Towards a new scientific worldview, part 1: The Goldilocks effect

Towards a new scientific worldview, part 1: The Goldilocks effect July 13, 2009

Robert Lanza is a scientist who has written a new book entitled Biocentrism that uses the latest findings of physics and quantum mechanics to posit a new scientific worldview. One aspect he thinks cosmologists have to factor is the Goldilocks Effect. From Mike LaSalle’s review of the book:

Dr. Lanza begins his book with its denouement: “The world is not, on the whole, the place described in our schoolbooks.”

The world appears to be designed for life, not just at the microscopic scale of the atom, but at the level of the universe itself. Scientists have discovered that the universe has a long list of traits that make it appear as if everything it contains — from atoms to stars — was tailor-made just for us. Many are calling this revelation the “Goldilocks Principle,” because the cosmos is not “too this” or “too that,” but rather “just right” for life. (p. 83)
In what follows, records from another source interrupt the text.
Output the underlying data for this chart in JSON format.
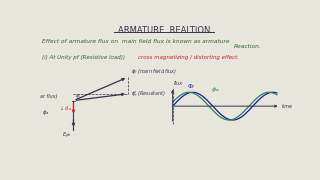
{
  "background_color": "#e8e5dc",
  "title": "ARMATURE  REALTION",
  "line1": "Effect of armature flux on  main field flux is known as armature",
  "line1b": "Reaction.",
  "line2_black": "(i) At Unity pf (Resistive load)) ",
  "line2_red": "cross magnetizing / distorting effect.",
  "sine1_color": "#1a1aaa",
  "sine2_color": "#2a8a4a",
  "text_color_red": "#cc2222",
  "text_color_dark": "#333355",
  "text_color_green": "#2a6a2a",
  "arrow_color": "#333355",
  "red_arrow_color": "#cc2222"
}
“Goldilocks” is a recognized natural phenomenon covered under the anthropic principle — a term first coined by Australian physicist Brandon Carter at a 1973 symposium in Kraków to honor the 500th birthday of Nicholas Copernicus.

Nowadays science identifies this phenomenon as the observation selection effect, wherein a “selection bias” must be factored in to cosmological measurements.

The gravitational constant is perhaps the most famous [example of the Goldilocks Effect], but the fine structure constant is just as critical for life. Called alpha, if it were just 1.1x or more of its present value, fusion would no longer occur in stars. (p. 87)

The Rare Earth hypothesis narrows the field of habitation down again, until the possibilities become too extreme to believe. In fact, the long odds against your reading this article are so remote as to be practically impossible. Yet, here we are, evidently snug inside the safe wave of the physical present. . . .

By the late sixties, it had become clear that if the Big Bang had been just one part in a million more powerful, the cosmos would have blown outward too fast to allow stars and worlds to form. Result: no us. Even more coincidentally, the universe’s four forces and all of its constants are just perfectly set up for atomic interactions, the existence of atoms and elements, planets, liquid water, and life. Tweak any of them and you never existed. (p. 84)

The trouble with the Goldilocks principle is that it ultimately infects any sample that may be subjected to the scientific method. And according to the authors, scientific observation is simply not immune to the indirect effects of the observation selection effect or to its quantum cousin, the uncertainty principle. . . .

In fact, at least two problems in evolutionary biology could be informed by selection bias:

Exhibit 1: Abiogenesis. To this moment, there is no standard biological or mechanical theory to explain life’s origin. There is factually no mechanism known to science that could explain how living things could have formed through random mechanical processes. Famed biologist Francis Crick and the astronomer Fred Hoyle favored the theory of panspermia, where extraterrestrials are credited with seeding earth with its first life. But Panspermia merely passes the buck. How did life begin?

Exhibit 2: The Fermi paradox. Human sentience at this point in the evolution of the universe is explainable only if life is commonplace. Yet there is a mathematically conspicuous absence of observable extraterrestrial life. So where are they?